Posted: 10 August 2020 | | No comments yet

A team of scientists have warned that plant breeding programmes are decreasing due to a lack of funding, which they say could have a direct impact on food security.

Decline in plant breeding programmes could impact food security

Public plant breeding programmes, such as those run by the US Department of Agriculture (USDA) or at research universities, are declining across the US, according to a team of scientists led by Kate Evans, a Washington State University horticulture professor. The primary reason for this, they said, was because they are seeing decreases in funding and personnel.

Evans and her colleagues conducted a survey of 278 plant breeding programmes around the country. In the surveys, respondents estimated a 21.4 percent decline in full time employee (FTE) time for programme leaders over the past five years and an estimated 17.7 percent decline in FTE time for technical support personnel.

The researchers also found that retirement looms for a significant number of plant breeding programme leaders.

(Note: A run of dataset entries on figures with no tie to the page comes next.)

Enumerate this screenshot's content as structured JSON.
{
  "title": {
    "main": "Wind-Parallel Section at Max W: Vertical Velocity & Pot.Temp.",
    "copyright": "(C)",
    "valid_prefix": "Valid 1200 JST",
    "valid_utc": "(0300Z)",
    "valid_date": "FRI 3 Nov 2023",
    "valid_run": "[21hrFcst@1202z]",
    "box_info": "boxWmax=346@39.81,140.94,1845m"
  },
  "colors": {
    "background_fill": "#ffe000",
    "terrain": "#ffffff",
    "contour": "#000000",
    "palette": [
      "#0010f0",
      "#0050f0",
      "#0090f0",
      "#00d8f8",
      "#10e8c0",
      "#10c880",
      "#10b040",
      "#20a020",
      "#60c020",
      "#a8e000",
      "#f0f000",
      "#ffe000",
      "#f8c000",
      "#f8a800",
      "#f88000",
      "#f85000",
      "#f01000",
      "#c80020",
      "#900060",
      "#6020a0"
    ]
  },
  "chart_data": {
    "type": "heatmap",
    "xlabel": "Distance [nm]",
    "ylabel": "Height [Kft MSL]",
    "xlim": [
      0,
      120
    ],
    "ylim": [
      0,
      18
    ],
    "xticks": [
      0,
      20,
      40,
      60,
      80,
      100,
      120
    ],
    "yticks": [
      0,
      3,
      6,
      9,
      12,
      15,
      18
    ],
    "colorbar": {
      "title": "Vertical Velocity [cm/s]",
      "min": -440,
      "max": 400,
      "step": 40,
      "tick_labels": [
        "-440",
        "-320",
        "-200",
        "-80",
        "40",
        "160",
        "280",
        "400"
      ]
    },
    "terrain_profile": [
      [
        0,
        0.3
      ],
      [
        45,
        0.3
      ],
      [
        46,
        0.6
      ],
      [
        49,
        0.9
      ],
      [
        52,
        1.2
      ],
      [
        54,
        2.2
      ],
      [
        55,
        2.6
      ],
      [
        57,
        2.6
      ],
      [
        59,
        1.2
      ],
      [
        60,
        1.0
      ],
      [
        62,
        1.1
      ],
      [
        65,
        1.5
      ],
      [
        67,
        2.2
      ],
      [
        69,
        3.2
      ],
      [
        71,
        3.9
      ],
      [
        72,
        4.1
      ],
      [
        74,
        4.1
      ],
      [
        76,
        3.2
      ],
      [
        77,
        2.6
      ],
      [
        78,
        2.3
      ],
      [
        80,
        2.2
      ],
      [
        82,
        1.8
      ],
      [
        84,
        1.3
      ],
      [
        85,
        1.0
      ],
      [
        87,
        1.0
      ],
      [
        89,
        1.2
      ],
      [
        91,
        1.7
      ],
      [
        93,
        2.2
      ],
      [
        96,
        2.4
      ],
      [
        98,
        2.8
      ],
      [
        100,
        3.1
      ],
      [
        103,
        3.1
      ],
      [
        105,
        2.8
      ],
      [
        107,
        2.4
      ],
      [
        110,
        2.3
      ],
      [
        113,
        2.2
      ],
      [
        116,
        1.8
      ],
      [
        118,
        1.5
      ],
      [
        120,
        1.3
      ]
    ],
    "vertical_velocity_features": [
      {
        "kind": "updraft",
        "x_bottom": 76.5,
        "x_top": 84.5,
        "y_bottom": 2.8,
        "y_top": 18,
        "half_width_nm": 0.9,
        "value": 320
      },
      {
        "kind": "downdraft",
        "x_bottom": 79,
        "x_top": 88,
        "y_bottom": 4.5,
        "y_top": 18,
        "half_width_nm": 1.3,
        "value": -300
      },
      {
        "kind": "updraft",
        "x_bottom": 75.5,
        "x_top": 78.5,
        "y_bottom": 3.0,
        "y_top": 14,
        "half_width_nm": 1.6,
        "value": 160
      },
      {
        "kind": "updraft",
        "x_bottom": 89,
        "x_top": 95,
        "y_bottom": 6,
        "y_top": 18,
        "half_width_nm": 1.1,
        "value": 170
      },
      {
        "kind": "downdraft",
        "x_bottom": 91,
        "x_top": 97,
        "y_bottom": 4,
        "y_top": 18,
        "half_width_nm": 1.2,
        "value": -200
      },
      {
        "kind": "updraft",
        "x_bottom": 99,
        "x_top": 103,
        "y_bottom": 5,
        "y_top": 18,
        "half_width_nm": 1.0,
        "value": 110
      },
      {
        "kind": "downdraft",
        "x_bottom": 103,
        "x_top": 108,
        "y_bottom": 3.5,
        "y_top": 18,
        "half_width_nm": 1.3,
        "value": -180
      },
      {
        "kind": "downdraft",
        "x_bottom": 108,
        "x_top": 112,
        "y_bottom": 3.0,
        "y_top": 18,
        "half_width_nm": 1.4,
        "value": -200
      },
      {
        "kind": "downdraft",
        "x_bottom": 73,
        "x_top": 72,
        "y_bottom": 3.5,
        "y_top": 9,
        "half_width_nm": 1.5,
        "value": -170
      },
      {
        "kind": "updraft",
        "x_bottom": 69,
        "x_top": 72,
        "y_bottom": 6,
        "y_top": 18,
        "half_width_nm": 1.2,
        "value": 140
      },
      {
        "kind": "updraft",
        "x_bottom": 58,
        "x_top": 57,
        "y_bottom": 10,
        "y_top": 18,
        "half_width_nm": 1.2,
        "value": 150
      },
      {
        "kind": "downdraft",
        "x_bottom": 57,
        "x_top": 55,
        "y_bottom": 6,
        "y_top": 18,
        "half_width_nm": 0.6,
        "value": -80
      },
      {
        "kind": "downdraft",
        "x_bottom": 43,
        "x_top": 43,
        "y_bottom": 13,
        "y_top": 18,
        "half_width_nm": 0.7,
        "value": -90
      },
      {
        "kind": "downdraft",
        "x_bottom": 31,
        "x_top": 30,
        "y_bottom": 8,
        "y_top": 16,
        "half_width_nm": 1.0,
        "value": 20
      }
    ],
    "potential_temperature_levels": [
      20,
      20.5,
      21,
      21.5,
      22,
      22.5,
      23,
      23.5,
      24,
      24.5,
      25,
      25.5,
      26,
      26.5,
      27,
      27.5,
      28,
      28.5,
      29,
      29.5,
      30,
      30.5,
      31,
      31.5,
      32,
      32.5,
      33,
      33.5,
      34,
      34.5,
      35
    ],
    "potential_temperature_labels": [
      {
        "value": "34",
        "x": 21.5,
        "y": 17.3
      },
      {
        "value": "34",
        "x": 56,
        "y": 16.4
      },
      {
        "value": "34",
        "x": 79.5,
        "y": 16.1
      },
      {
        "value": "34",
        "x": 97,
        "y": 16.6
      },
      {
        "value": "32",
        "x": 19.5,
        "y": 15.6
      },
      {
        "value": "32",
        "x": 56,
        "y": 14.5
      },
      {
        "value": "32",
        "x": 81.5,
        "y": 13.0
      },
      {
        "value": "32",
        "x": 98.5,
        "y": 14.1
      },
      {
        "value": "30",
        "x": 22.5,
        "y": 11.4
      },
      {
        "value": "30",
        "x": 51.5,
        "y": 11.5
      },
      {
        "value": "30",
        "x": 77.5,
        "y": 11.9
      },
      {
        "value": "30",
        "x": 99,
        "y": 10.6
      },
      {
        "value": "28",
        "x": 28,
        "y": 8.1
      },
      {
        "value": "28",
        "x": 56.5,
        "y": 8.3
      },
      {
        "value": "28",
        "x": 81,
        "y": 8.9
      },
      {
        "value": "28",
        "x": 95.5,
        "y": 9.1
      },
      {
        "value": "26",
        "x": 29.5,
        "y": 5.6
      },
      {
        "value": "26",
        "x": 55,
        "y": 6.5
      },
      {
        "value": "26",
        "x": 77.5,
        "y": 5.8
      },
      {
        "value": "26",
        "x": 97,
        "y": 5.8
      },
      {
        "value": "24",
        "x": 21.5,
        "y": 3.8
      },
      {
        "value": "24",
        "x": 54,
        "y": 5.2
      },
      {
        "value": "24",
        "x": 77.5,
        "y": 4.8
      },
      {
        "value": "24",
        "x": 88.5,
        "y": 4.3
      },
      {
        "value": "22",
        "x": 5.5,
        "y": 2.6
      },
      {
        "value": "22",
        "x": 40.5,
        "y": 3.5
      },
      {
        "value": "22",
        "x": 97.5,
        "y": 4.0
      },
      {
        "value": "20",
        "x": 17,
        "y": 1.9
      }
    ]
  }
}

Over a third of the responding programmes reported having leaders over the age of 60 and 62 percent are led by people over 50.

This decline is concerning because plant breeding has a direct impact on food security, Evans said.

“Plant breeding plays a fundamental part of the long-term food security of this country,” she continued. “The tremendous increases in food production over the past century are largely due to plant breeding, and the world’s population is only increasing.”

The focus on food security has received more attention in the last few months, as the COVID-19 pandemic has moved around the world, she said.

“Plant breeding is a long-term, sustainable way to address concerns over having enough food and keeping our food sources secure,” said Evans, explain that plant breeding takes on many forms, from breeding disease tolerance, increasing production, introducing new varieties, or improving drought tolerance.

“It could be a disease, a pest, climate change, any number of things,” Evans said. “We do not live in a stable environment, and there are many different ways to deal with that.”

Plant pathogens, like bacteria and pests, are always adapting and varieties of crops that were bred to naturally fight off a disease start to lose their defences, which Evans said can be mitigated through effective breeding programmes.

Another impact of declining breeding programmes is said to be losing those with a local focus. “In Washington, for example, our cereal breeding programmes are very focused on local production,” Evans said. “They breed wheat that grows very well for eastern Washington.”

One other reason that plant breeding programmes are declining is expense. It takes many years to develop a new variety of a crop, Evans said. And funding a programme for that long requires significant investment.

“We can’t rely on grants because those are often only for a few years,” she said. “You can’t do anything in plant breeding in three years, it requires long-term sustained funding to get a programme going.”